This paper focuses on the story arc in Episodes 14 and 15. Lead female Qiao’s mother tells her she will be leaving in a week to study in the United States. She is heartbroken to be leaving her home, friends, and boyfriend for an unfamiliar world. The friends scheme to keep her in Taiwan, but Qiao leaves on schedule despite their efforts. In the US, she complains and resists until her mother returns to Taiwan, intent on disbanding her friends’ class; her boyfriend bargains that if the class can pass a difficult exam, they can stay together. At first, Qiao obeys her mother meekly, but soon runs away from home, only to return a day later. Finally, in an emotional confrontation, she insists on sitting the test with her friends, stressing the symbolic value of acting “even if it ends in failure” (“Episode 15” Scene 15).

2.3 High School in Taiwan:
Taiwan’s public school system is a hybrid of Chinese, Japanese, and American influences and values. Each progression (from primary school to junior high, and so on) is determined by a high-stakes, comprehensive exam. School is a disciplined, paternalistic affair, usually running 7:30 am to 5:00 pm; students wear uniforms and hand in diaries monitored by the school , and non-commissioned military officers enforce regulations. To prepare for university examinations (大學聯考), about 70% of students attend cram schools (Lin) for the evenings and weekends. The excessive focus placed on test preparation led one Taiwanese rapper to comment that “Isn’t the only point of study to teach to the test?” (MC Hotdog “補補補”). The discourse that the only way to get a ‘good job’ is to study hard, and test into a ‘good school,’ has wide currency.

3. Analysis
This section is divided into two main parts. The first part will attempt to identify the social and cultural factors mediating the characters’ agency, and the limits these place on the capacity to resist. We will pay attention to factors to which the characters explicit refer, as well as factors that can be inferred by actions, but are either subconsciously active, or which he or she would not like to admit. The second part will make reference to Scott’s theory of resistance, examine symbolic and material forms of resistance, demonstrating the significance characters place on symbolic resistance—through both asserting one’s own values, and rejecting externally imposed categories.

3.1 Sociocultural Limits on Agency

3.1.1 Youth as Minors, Youth as Children
The central characters in the story, the eight friends, are all seventeen years old (“18禁不禁” Official Site). In Taiwan, the age of majority is twenty for most purposes, and eighteen for access to alcohol and pornography (hence the Chinese title of the series), so they are all considered minors and the legal dependents of their parents. Ah Jie highlights the sense of powerlessness he feels being a minor entails in a conversation with his father.

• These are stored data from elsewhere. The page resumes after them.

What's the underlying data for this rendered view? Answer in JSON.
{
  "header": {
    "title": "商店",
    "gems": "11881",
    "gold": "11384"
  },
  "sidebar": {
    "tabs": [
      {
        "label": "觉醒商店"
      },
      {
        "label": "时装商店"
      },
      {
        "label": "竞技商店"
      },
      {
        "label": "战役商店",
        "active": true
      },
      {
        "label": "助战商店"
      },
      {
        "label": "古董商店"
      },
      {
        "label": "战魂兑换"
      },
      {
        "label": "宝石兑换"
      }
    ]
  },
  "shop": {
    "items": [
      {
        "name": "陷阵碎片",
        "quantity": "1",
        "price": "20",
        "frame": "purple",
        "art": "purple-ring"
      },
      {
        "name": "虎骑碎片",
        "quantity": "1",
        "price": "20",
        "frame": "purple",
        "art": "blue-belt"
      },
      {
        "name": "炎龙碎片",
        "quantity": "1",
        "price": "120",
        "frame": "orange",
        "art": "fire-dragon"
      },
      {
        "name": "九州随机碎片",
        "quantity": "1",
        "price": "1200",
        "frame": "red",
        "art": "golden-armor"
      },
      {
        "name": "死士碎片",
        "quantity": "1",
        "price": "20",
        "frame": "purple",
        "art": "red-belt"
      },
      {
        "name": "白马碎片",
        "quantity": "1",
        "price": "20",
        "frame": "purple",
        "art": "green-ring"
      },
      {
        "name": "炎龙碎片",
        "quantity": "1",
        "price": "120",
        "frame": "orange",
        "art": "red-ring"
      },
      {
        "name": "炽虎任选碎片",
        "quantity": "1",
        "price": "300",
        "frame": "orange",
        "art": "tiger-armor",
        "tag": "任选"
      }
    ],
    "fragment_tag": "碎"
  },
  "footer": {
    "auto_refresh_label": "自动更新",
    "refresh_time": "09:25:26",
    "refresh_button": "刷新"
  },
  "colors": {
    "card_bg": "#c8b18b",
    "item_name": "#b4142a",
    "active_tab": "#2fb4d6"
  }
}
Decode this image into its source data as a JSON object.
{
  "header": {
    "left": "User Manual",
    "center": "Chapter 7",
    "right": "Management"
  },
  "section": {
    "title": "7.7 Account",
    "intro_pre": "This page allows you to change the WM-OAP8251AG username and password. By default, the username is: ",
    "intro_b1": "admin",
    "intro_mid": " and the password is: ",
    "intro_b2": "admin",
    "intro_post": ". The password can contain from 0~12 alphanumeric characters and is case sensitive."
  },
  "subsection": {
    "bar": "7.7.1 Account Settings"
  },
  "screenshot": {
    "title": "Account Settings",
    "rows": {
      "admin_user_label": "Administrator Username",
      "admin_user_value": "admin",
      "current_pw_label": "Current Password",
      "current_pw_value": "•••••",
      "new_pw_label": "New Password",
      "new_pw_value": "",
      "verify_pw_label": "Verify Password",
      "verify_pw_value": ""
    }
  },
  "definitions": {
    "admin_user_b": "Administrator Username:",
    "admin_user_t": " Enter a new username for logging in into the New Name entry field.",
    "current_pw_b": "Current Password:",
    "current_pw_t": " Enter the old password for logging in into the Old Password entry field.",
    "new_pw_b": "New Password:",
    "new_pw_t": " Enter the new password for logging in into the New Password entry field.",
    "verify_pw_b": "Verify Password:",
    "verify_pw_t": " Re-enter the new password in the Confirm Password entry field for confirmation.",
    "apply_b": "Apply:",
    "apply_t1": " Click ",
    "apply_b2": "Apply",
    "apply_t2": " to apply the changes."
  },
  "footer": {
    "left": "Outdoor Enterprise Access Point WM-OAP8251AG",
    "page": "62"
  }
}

Mr. Zhao remarks that “…sometimes a trend is just overpowering, and all you can do is submit ,” and he replies, “I understand. We’re all still minors. We don’t make the rules of the game” (“Episode 15” Scene 6). More importantly, the youth are considered children in the Taiwanese (Chinese) cultural context . Informally, Taiwanese males may consider military service (三角COOL “阿兵哥”) or their first sexual encounter (MC Hotdog “1030”) as a rite of passage into manhood; however, older generations generally consider marriage or producing children as the signifier of passage into full adulthood. In The Teen Age, the attitude that the youth are, in a sense, children is held by both generations.

This is particularly evident in the interactions between Qiao and her mother, Mrs Xia. Mrs Xia believes she knows what’s best for her daughter, and Qiao—for the most part—accepts that her mother disciplines her as a child (Q: Qiao, X: Mrs Xia):
Q: “It’s not like that. I’ve met many great friends in class…”
X: “Made friends… you mean dating.”
Q: “There’s nothing wrong with dating.”
X: “Wrong. You’re still in high school. You shouldn’t be dating, especially with those shady boys.”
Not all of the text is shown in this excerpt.